If I could do some networking, produce some prototypes or code that I could use to get a new job, contribute to an open-source project, or use some of this code to further my weblog or other projects, that would be great too.

I'm looking at a few different languages now, primarily languages that allow at least some facility to create DSLs (Domain Specific Languages) and allow metasyntactic extension (macros). Here are the ideas, in no particular priority, broken down by language:


* Weblog Tools

I have a love-hate relationship with blosxom, my weblog software. It's Perl, which I loathe, but Perl made it very easy to install and allows it to use extensions in a uniform way. It's frustrating to extend and customize.

I've got a vague plan to build a weblog framework in Dylan, called Dybbler. I'd start by attempting to implement Markdown in Dylan. There's a basic web platform, called Koala. But I'm also told that it is not very far along, and that the startup time for d2c application code makes it frustrating to use compiled Dylan programs as CGI scripts.
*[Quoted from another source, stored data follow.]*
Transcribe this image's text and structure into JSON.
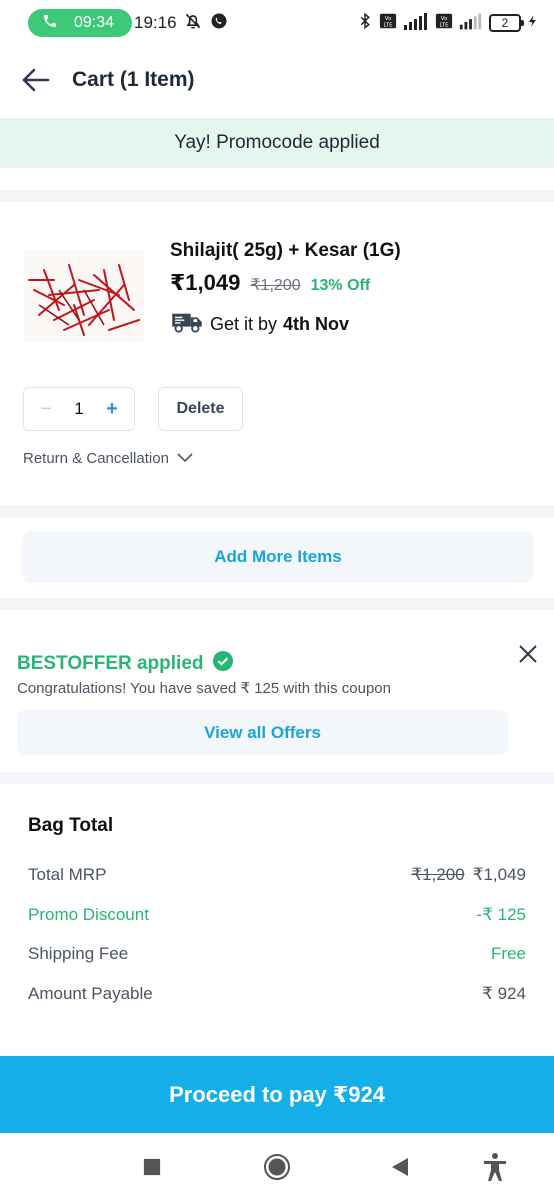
{
  "status_bar": {
    "call_time": "09:34",
    "clock": "19:16",
    "battery": "2",
    "icons": [
      "phone-icon",
      "mute-icon",
      "whatsapp-icon",
      "bluetooth-icon",
      "volte-icon",
      "signal-icon",
      "battery-icon",
      "charging-icon"
    ]
  },
  "header": {
    "title": "Cart (1 Item)"
  },
  "promo_banner": {
    "text": "Yay! Promocode applied"
  },
  "product": {
    "name": "Shilajit( 25g) + Kesar (1G)",
    "price": "₹1,049",
    "mrp": "₹1,200",
    "discount": "13% Off",
    "delivery_prefix": "Get it by",
    "delivery_date": "4th Nov",
    "quantity": "1",
    "qty_minus": "−",
    "qty_plus": "+",
    "delete_label": "Delete",
    "return_label": "Return & Cancellation"
  },
  "add_more": {
    "label": "Add More Items"
  },
  "coupon": {
    "title": "BESTOFFER applied",
    "subtitle": "Congratulations! You have saved ₹ 125 with this coupon",
    "view_offers": "View all Offers"
  },
  "bag_total": {
    "title": "Bag Total",
    "rows": [
      {
        "label": "Total MRP",
        "strike": "₹1,200",
        "value": "₹1,049"
      },
      {
        "label": "Promo Discount",
        "value": "-₹ 125"
      },
      {
        "label": "Shipping Fee",
        "value": "Free"
      },
      {
        "label": "Amount Payable",
        "value": "₹ 924"
      }
    ]
  },
  "proceed": {
    "label": "Proceed to pay ₹924"
  },
  "colors": {
    "accent": "#14aee8",
    "success": "#29b574",
    "promo_bg": "#e6f6ef",
    "call_pill": "#3ec97a"
  }
}
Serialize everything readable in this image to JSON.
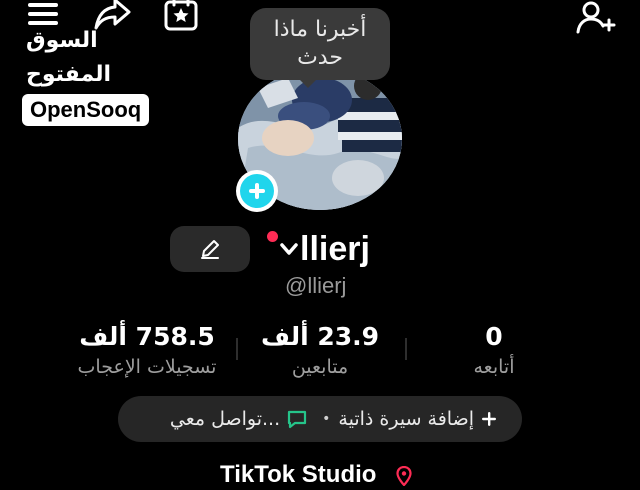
{
  "header": {
    "icons": [
      "menu-icon",
      "share-icon",
      "calendar-star-icon",
      "add-user-icon"
    ]
  },
  "watermark": {
    "arabic_name": "السوق المفتوح",
    "brand": "OpenSooq"
  },
  "bubble": {
    "line1": "أخبرنا ماذا",
    "line2": "حدث"
  },
  "profile": {
    "display_name": "llierj",
    "handle": "@llierj"
  },
  "stats": {
    "likes_value": "758.5 ألف",
    "likes_label": "تسجيلات الإعجاب",
    "followers_value": "23.9 ألف",
    "followers_label": "متابعين",
    "following_value": "0",
    "following_label": "أتابعه"
  },
  "bio": {
    "add_bio": "إضافة سيرة ذاتية",
    "contact": "تواصل معي..."
  },
  "studio": {
    "label": "TikTok Studio"
  },
  "colors": {
    "background": "#000000",
    "accent_cyan": "#20d5ec",
    "notification_red": "#fe2c55",
    "contact_icon_green": "#25c48a",
    "pill_bg": "#262626"
  }
}
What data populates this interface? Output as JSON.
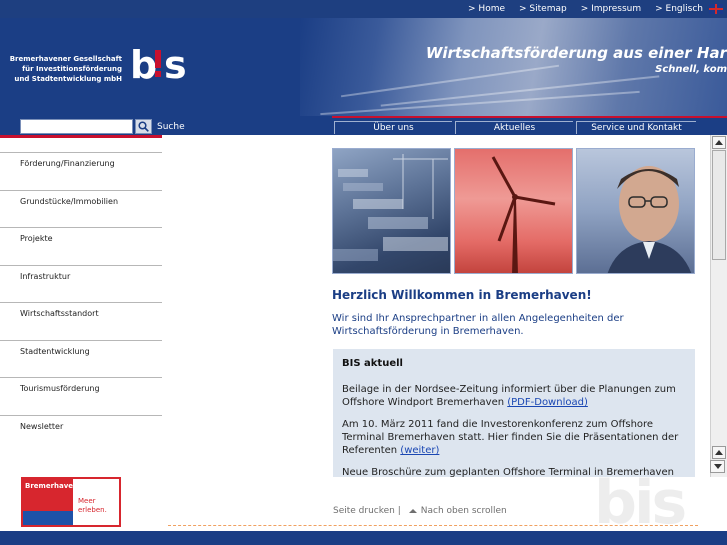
{
  "top_nav": {
    "links": [
      "> Home",
      "> Sitemap",
      "> Impressum",
      "> Englisch"
    ],
    "flag_icon": "uk-flag-icon"
  },
  "header": {
    "org_name_lines": [
      "Bremerhavener Gesellschaft",
      "für Investitionsförderung",
      "und Stadtentwicklung mbH"
    ],
    "logo_text": "bis",
    "headline": "Wirtschaftsförderung aus einer Har",
    "subline": "Schnell, kom"
  },
  "search": {
    "value": "",
    "button_icon": "search-icon",
    "label": "Suche"
  },
  "main_nav": {
    "tabs": [
      "Über uns",
      "Aktuelles",
      "Service und Kontakt"
    ]
  },
  "sidebar": {
    "items": [
      "Förderung/Finanzierung",
      "Grundstücke/Immobilien",
      "Projekte",
      "Infrastruktur",
      "Wirtschaftsstandort",
      "Stadtentwicklung",
      "Tourismusförderung",
      "Newsletter"
    ],
    "partner_logo": {
      "title": "Bremerhaven",
      "slogan_line1": "Meer",
      "slogan_line2": "erleben."
    }
  },
  "content": {
    "welcome_title": "Herzlich Willkommen in Bremerhaven!",
    "intro": "Wir sind Ihr Ansprechpartner in allen Angelegenheiten der Wirtschaftsförderung in Bremerhaven.",
    "news_box": {
      "title": "BIS aktuell",
      "items": [
        {
          "text": "Beilage in der Nordsee-Zeitung informiert über die Planungen zum Offshore Windport Bremerhaven ",
          "link": "(PDF-Download)"
        },
        {
          "text": "Am 10. März 2011 fand die Investorenkonferenz zum Offshore Terminal Bremerhaven statt. Hier finden Sie die Präsentationen der Referenten ",
          "link": "(weiter)"
        },
        {
          "text": "Neue Broschüre zum geplanten Offshore Terminal in Bremerhaven",
          "link": ""
        }
      ]
    }
  },
  "footer": {
    "print_label": "Seite drucken |",
    "scroll_icon": "arrow-up-icon",
    "scroll_label": "Nach oben scrollen",
    "watermark": "bis"
  },
  "colors": {
    "brand_blue": "#1b3e85",
    "accent_red": "#c8102e",
    "link_blue": "#1a47b3",
    "news_bg": "#dde5ef"
  }
}
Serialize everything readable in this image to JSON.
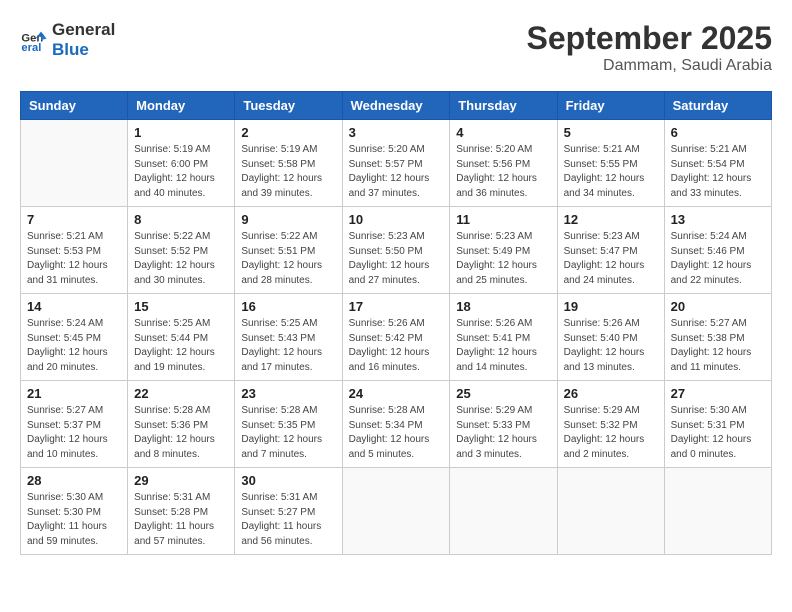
{
  "header": {
    "logo_line1": "General",
    "logo_line2": "Blue",
    "month": "September 2025",
    "location": "Dammam, Saudi Arabia"
  },
  "days_of_week": [
    "Sunday",
    "Monday",
    "Tuesday",
    "Wednesday",
    "Thursday",
    "Friday",
    "Saturday"
  ],
  "weeks": [
    [
      {
        "day": "",
        "info": ""
      },
      {
        "day": "1",
        "info": "Sunrise: 5:19 AM\nSunset: 6:00 PM\nDaylight: 12 hours\nand 40 minutes."
      },
      {
        "day": "2",
        "info": "Sunrise: 5:19 AM\nSunset: 5:58 PM\nDaylight: 12 hours\nand 39 minutes."
      },
      {
        "day": "3",
        "info": "Sunrise: 5:20 AM\nSunset: 5:57 PM\nDaylight: 12 hours\nand 37 minutes."
      },
      {
        "day": "4",
        "info": "Sunrise: 5:20 AM\nSunset: 5:56 PM\nDaylight: 12 hours\nand 36 minutes."
      },
      {
        "day": "5",
        "info": "Sunrise: 5:21 AM\nSunset: 5:55 PM\nDaylight: 12 hours\nand 34 minutes."
      },
      {
        "day": "6",
        "info": "Sunrise: 5:21 AM\nSunset: 5:54 PM\nDaylight: 12 hours\nand 33 minutes."
      }
    ],
    [
      {
        "day": "7",
        "info": "Sunrise: 5:21 AM\nSunset: 5:53 PM\nDaylight: 12 hours\nand 31 minutes."
      },
      {
        "day": "8",
        "info": "Sunrise: 5:22 AM\nSunset: 5:52 PM\nDaylight: 12 hours\nand 30 minutes."
      },
      {
        "day": "9",
        "info": "Sunrise: 5:22 AM\nSunset: 5:51 PM\nDaylight: 12 hours\nand 28 minutes."
      },
      {
        "day": "10",
        "info": "Sunrise: 5:23 AM\nSunset: 5:50 PM\nDaylight: 12 hours\nand 27 minutes."
      },
      {
        "day": "11",
        "info": "Sunrise: 5:23 AM\nSunset: 5:49 PM\nDaylight: 12 hours\nand 25 minutes."
      },
      {
        "day": "12",
        "info": "Sunrise: 5:23 AM\nSunset: 5:47 PM\nDaylight: 12 hours\nand 24 minutes."
      },
      {
        "day": "13",
        "info": "Sunrise: 5:24 AM\nSunset: 5:46 PM\nDaylight: 12 hours\nand 22 minutes."
      }
    ],
    [
      {
        "day": "14",
        "info": "Sunrise: 5:24 AM\nSunset: 5:45 PM\nDaylight: 12 hours\nand 20 minutes."
      },
      {
        "day": "15",
        "info": "Sunrise: 5:25 AM\nSunset: 5:44 PM\nDaylight: 12 hours\nand 19 minutes."
      },
      {
        "day": "16",
        "info": "Sunrise: 5:25 AM\nSunset: 5:43 PM\nDaylight: 12 hours\nand 17 minutes."
      },
      {
        "day": "17",
        "info": "Sunrise: 5:26 AM\nSunset: 5:42 PM\nDaylight: 12 hours\nand 16 minutes."
      },
      {
        "day": "18",
        "info": "Sunrise: 5:26 AM\nSunset: 5:41 PM\nDaylight: 12 hours\nand 14 minutes."
      },
      {
        "day": "19",
        "info": "Sunrise: 5:26 AM\nSunset: 5:40 PM\nDaylight: 12 hours\nand 13 minutes."
      },
      {
        "day": "20",
        "info": "Sunrise: 5:27 AM\nSunset: 5:38 PM\nDaylight: 12 hours\nand 11 minutes."
      }
    ],
    [
      {
        "day": "21",
        "info": "Sunrise: 5:27 AM\nSunset: 5:37 PM\nDaylight: 12 hours\nand 10 minutes."
      },
      {
        "day": "22",
        "info": "Sunrise: 5:28 AM\nSunset: 5:36 PM\nDaylight: 12 hours\nand 8 minutes."
      },
      {
        "day": "23",
        "info": "Sunrise: 5:28 AM\nSunset: 5:35 PM\nDaylight: 12 hours\nand 7 minutes."
      },
      {
        "day": "24",
        "info": "Sunrise: 5:28 AM\nSunset: 5:34 PM\nDaylight: 12 hours\nand 5 minutes."
      },
      {
        "day": "25",
        "info": "Sunrise: 5:29 AM\nSunset: 5:33 PM\nDaylight: 12 hours\nand 3 minutes."
      },
      {
        "day": "26",
        "info": "Sunrise: 5:29 AM\nSunset: 5:32 PM\nDaylight: 12 hours\nand 2 minutes."
      },
      {
        "day": "27",
        "info": "Sunrise: 5:30 AM\nSunset: 5:31 PM\nDaylight: 12 hours\nand 0 minutes."
      }
    ],
    [
      {
        "day": "28",
        "info": "Sunrise: 5:30 AM\nSunset: 5:30 PM\nDaylight: 11 hours\nand 59 minutes."
      },
      {
        "day": "29",
        "info": "Sunrise: 5:31 AM\nSunset: 5:28 PM\nDaylight: 11 hours\nand 57 minutes."
      },
      {
        "day": "30",
        "info": "Sunrise: 5:31 AM\nSunset: 5:27 PM\nDaylight: 11 hours\nand 56 minutes."
      },
      {
        "day": "",
        "info": ""
      },
      {
        "day": "",
        "info": ""
      },
      {
        "day": "",
        "info": ""
      },
      {
        "day": "",
        "info": ""
      }
    ]
  ]
}
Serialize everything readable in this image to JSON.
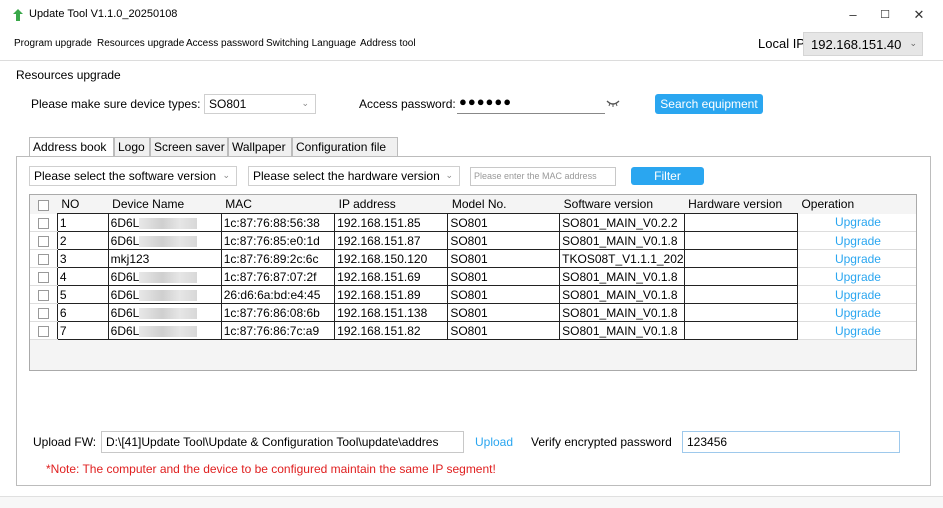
{
  "window": {
    "title": "Update Tool V1.1.0_20250108",
    "minimize": "–",
    "maximize": "☐",
    "close": "✕"
  },
  "menu": [
    "Program upgrade",
    "Resources upgrade",
    "Access password",
    "Switching Language",
    "Address tool"
  ],
  "local_ip": {
    "label": "Local IP:",
    "value": "192.168.151.40"
  },
  "section_title": "Resources upgrade",
  "device_type": {
    "label": "Please make sure device types:",
    "value": "SO801"
  },
  "access_password": {
    "label": "Access password:",
    "value": "●●●●●●"
  },
  "search_button": "Search equipment",
  "tabs": [
    "Address book",
    "Logo",
    "Screen saver",
    "Wallpaper",
    "Configuration file"
  ],
  "filters": {
    "software": "Please select the software version",
    "hardware": "Please select the hardware version",
    "mac_placeholder": "Please enter the MAC address",
    "filter_button": "Filter"
  },
  "table": {
    "columns": [
      "",
      "NO",
      "Device Name",
      "MAC",
      "IP address",
      "Model No.",
      "Software version",
      "Hardware version",
      "Operation"
    ],
    "rows": [
      {
        "no": "1",
        "name": "6D6L",
        "mac": "1c:87:76:88:56:38",
        "ip": "192.168.151.85",
        "model": "SO801",
        "sw": "SO801_MAIN_V0.2.2",
        "hw": "",
        "op": "Upgrade"
      },
      {
        "no": "2",
        "name": "6D6L",
        "mac": "1c:87:76:85:e0:1d",
        "ip": "192.168.151.87",
        "model": "SO801",
        "sw": "SO801_MAIN_V0.1.8",
        "hw": "",
        "op": "Upgrade"
      },
      {
        "no": "3",
        "name": "mkj123",
        "mac": "1c:87:76:89:2c:6c",
        "ip": "192.168.150.120",
        "model": "SO801",
        "sw": "TKOS08T_V1.1.1_202",
        "hw": "",
        "op": "Upgrade"
      },
      {
        "no": "4",
        "name": "6D6L",
        "mac": "1c:87:76:87:07:2f",
        "ip": "192.168.151.69",
        "model": "SO801",
        "sw": "SO801_MAIN_V0.1.8",
        "hw": "",
        "op": "Upgrade"
      },
      {
        "no": "5",
        "name": "6D6L",
        "mac": "26:d6:6a:bd:e4:45",
        "ip": "192.168.151.89",
        "model": "SO801",
        "sw": "SO801_MAIN_V0.1.8",
        "hw": "",
        "op": "Upgrade"
      },
      {
        "no": "6",
        "name": "6D6L",
        "mac": "1c:87:76:86:08:6b",
        "ip": "192.168.151.138",
        "model": "SO801",
        "sw": "SO801_MAIN_V0.1.8",
        "hw": "",
        "op": "Upgrade"
      },
      {
        "no": "7",
        "name": "6D6L",
        "mac": "1c:87:76:86:7c:a9",
        "ip": "192.168.151.82",
        "model": "SO801",
        "sw": "SO801_MAIN_V0.1.8",
        "hw": "",
        "op": "Upgrade"
      }
    ]
  },
  "upload": {
    "label": "Upload FW:",
    "path": "D:\\[41]Update Tool\\Update & Configuration Tool\\update\\addres",
    "button": "Upload"
  },
  "verify": {
    "label": "Verify encrypted password",
    "value": "123456"
  },
  "note": "*Note: The computer and the device to be configured maintain the same IP segment!",
  "colors": {
    "accent": "#2aa6f0",
    "note": "#e02020"
  },
  "icons": [
    "app-arrow-icon",
    "eye-icon",
    "chevron-down-icon"
  ]
}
It will also be difficult, if not impossible, to deploy a Dylan CGI on my ISP's site, at least without renting a dedicated server, so it would be an internal experiment for the time being. It might be possible to buy a fixed IP and host my own weblog at home, but I'm not sure I want to take that all on at once, what with security issues, spam and zombie attacks, and all that fun.

I'd like to arrange a better publishing mechanism. It would be nice if I could mail myself weblog entries and get them posted automatically. I spent a little time last night messing with my IMAP mail server and the Ruby IMAP support class. It was laughably easy to log in and walk through the messages and get header information, but the method to actually retrieve the message text seems to be either missing in action or obscure beyond belief.

In general, I'd say that the "let a thousand flowers bloom" world of web frameworks, Wikis, blogs, etc., is not really converging, something better is around the corner, and it isn't C# and it isn't Java.

* Embedded and Small Server Tools

I've got a bug up my rear end also about the need for more advanced tools in embedded systems. Java, including hardware Java implementations like ARM's Jazelle, seem promising, but as Peter Housel put it, once you've taken the red pill (using truly powerful languages), it is awfully hard to go back. A typical industrial embedded application is so mind-numbingly badly designed and over-implemented, it seems like there must be plenty of wasted memory and CPU to reclaim for the sake of using a rational toolset. One question I haven't seen answered adequately is whether I can build Dylan, Scheme, Common Lisp, or Ruby applications for a platform upon which I want to forbid not only garbage collection, but dynamic allocation altogether. Allocate everything on startup, and never cons, and never GC. It seems like this ought to be possible. Maybe a DSL Lisp dialect specifically for embedded code?

I'm also interested in seeing what I can get running on a Kuro Box ($160 micro-server platform). Could I get a JVM, SISC, web server, and database running on one of those things, to allow me to build a web application in Scheme, implementing state with continuations? What about using Common Lisp or Ruby on Rails? Any of these projects could turn into a useful article; all of them together could make a book.

* The Book

Then, there's the book idea. I've long wanted to write a book on Dylan programming and the Gwydion project. It might be more valuable to do a book on the Lisp family of dynamic languages for GUI, scripting, and web applications.

* And All the Rest

It seems like I'm proposing a lot. What I'm really trying to do is find my next job, one that I might enjoy doing. That's about it.

Oh, it would be nice to go back to school and get an advanced degree in computer science, but it would have to be a place like MIT or CMU that would teach me something useful about language implementation and design. And I'd have to get paid while I went, while still having time to raise my children. And I want to teach English, Math, Computer Science, and write science fiction too. And play Stick. Hmmm. One lifetime is starting to look like not quite enough. Maybe I could give up sleep. Maybe this is some kind of midlife crisis? I guess if you don't have goals you'll never get anything done; the key is deciding what to give up on.